In February 2014 we conducted another round of our national survey of consumers eligible to purchase individual coverage during the open enrollment period (either on or off the exchanges). Our goal was to refresh our insights into the emerging 2014 individual market. Because we now have conducted our online survey four times since November, we have longitudinal data about consumers’ product selection trends and demographic characteristics, which indicate how enrollment is progressing. Each round has included consumers who enrolled in healthcare coverage for 2014 (either on or off exchange), those who have shopped but not yet enrolled, and those who have not yet shopped.
Three important points help clarify how the survey findings should be interpreted. First, some of the respondents purchased coverage through channels other than the exchanges; as a result, the numbers in our survey cannot be directly compared to the publicly reported exchange enrollment numbers. Second, respondents’ previous insurance coverage (uninsured or insured) was defined by their self-reported answers to the question: “Which of the following best describes your primary insurance coverage in 2013? For most of the year I was covered by ….” Respondents were categorized as previously uninsured if the answer they selected was: “I did not have health insurance, I was uninsured.” Third, respondents categorized as having renewed their 2013 policy include both those who were automatically renewed by their 2013 insurer or elected to renew their pre-ACA policy. Respondents categorized as having selected a new 2014 product include insured who switched (those insured who switched from one carrier to another, or who switched policies but stayed with the same carrier) and previously uninsured (those self-reported uninsured who enrolled). In all cases, the products could have been selected on or off the exchanges.
All of the findings in this Intelligence Brief represent a view of the rapidly evolving individual insurance marketplace through February 13th. As such, enrollment trends may differ materially on March 31, 2014, the end of the open enrollment period. Six key observations emerged from our February survey findings:
- Previously uninsured respondents accounted for 27 percent of February respondents who reported having selected a new 2014 product (i.e., insured who switched and previously uninsured who enrolled), up from 11 percent in earlier surveys.
- In total, 10 percent of all previously uninsured February respondents said that they had enrolled in a product, up from 3 percent in January.
- More than three-quarters of those who reported having obtained coverage also said they had paid their premium (out of all February respondents who said they had selected a new 2014 product, i.e., insured who switched or uninsured who enrolled). The payment rate was higher among the previously insured (86 percent) than among the previously uninsured (53 percent).

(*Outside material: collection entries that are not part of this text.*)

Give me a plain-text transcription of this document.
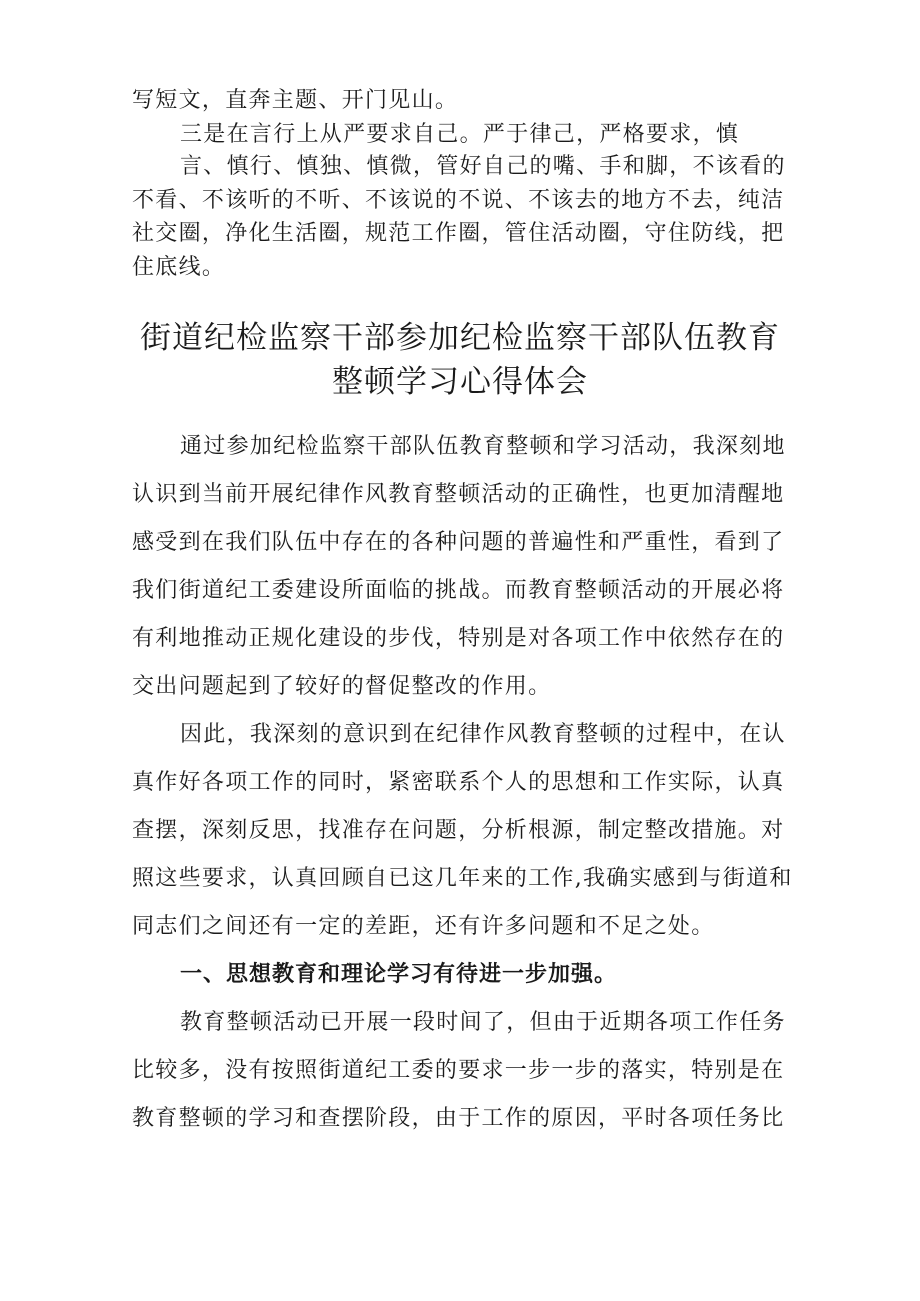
写短文，直奔主题、开门见山。
三是在言行上从严要求自己。严于律己，严格要求，慎
言、慎行、慎独、慎微，管好自己的嘴、手和脚，不该看的
不看、不该听的不听、不该说的不说、不该去的地方不去，纯洁
社交圈，净化生活圈，规范工作圈，管住活动圈，守住防线，把
住底线。
街道纪检监察干部参加纪检监察干部队伍教育
整顿学习心得体会
通过参加纪检监察干部队伍教育整顿和学习活动，我深刻地
认识到当前开展纪律作风教育整顿活动的正确性，也更加清醒地
感受到在我们队伍中存在的各种问题的普遍性和严重性，看到了
我们街道纪工委建设所面临的挑战。而教育整顿活动的开展必将
有利地推动正规化建设的步伐，特别是对各项工作中依然存在的
交出问题起到了较好的督促整改的作用。
因此，我深刻的意识到在纪律作风教育整顿的过程中，在认
真作好各项工作的同时，紧密联系个人的思想和工作实际，认真
查摆，深刻反思，找准存在问题，分析根源，制定整改措施。对
照这些要求，认真回顾自已这几年来的工作,我确实感到与街道和
同志们之间还有一定的差距，还有许多问题和不足之处。
一、思想教育和理论学习有待进一步加强。
教育整顿活动已开展一段时间了，但由于近期各项工作任务
比较多，没有按照街道纪工委的要求一步一步的落实，特别是在
教育整顿的学习和查摆阶段，由于工作的原因，平时各项任务比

- A smaller proportion of the respondents who had not yet enrolled reported that they are likely to enroll, compared to prior surveyed months. However, most (65 percent) of those who said that they intend to enroll continue to be the previously uninsured.
- The most common reason for not enrolling cited by both previously insured and previously uninsured respondents continues to be perceived affordability challenges (this was cited by ~50 percent of the respondents who had not yet enrolled).
- Over 80 percent of the respondents who cited affordability as the reason for not enrolling are eligible for subsidies; 66 percent of these consumers were not aware of their subsidy eligibility status or subsidy amount.
Reported enrollment has continued to increase, particularly among the previously uninsured
Across the four surveys conducted since November, reported enrollment has continued to increase. Of the 2,096 QHP-eligible respondents in February’s survey, 48 percent said that they enrolled in a 2014 individual product, up from 37 percent in January, 31 percent in December, and 19 percent in November (Exhibit 1).
The uninsured represented the biggest percentage of enrollment growth over the past month. In February, 10 percent of respondents reported having enrolled, up from 3 percent in January (Exhibit 2). Enrollment among the previously insured also increased to 82 percent in February, up from 72 percent in January.
Because the percentage growth in enrollment reported in February was greater among the previously uninsured than previously insured, the coverage mix of those enrolled has shifted. Of all February respondents who reported they selected a new 2014 product (insured who switched, previously uninsured who enrolled), 27 percent were previously uninsured, compared with 11 percent in the earlier surveys (Exhibit 3).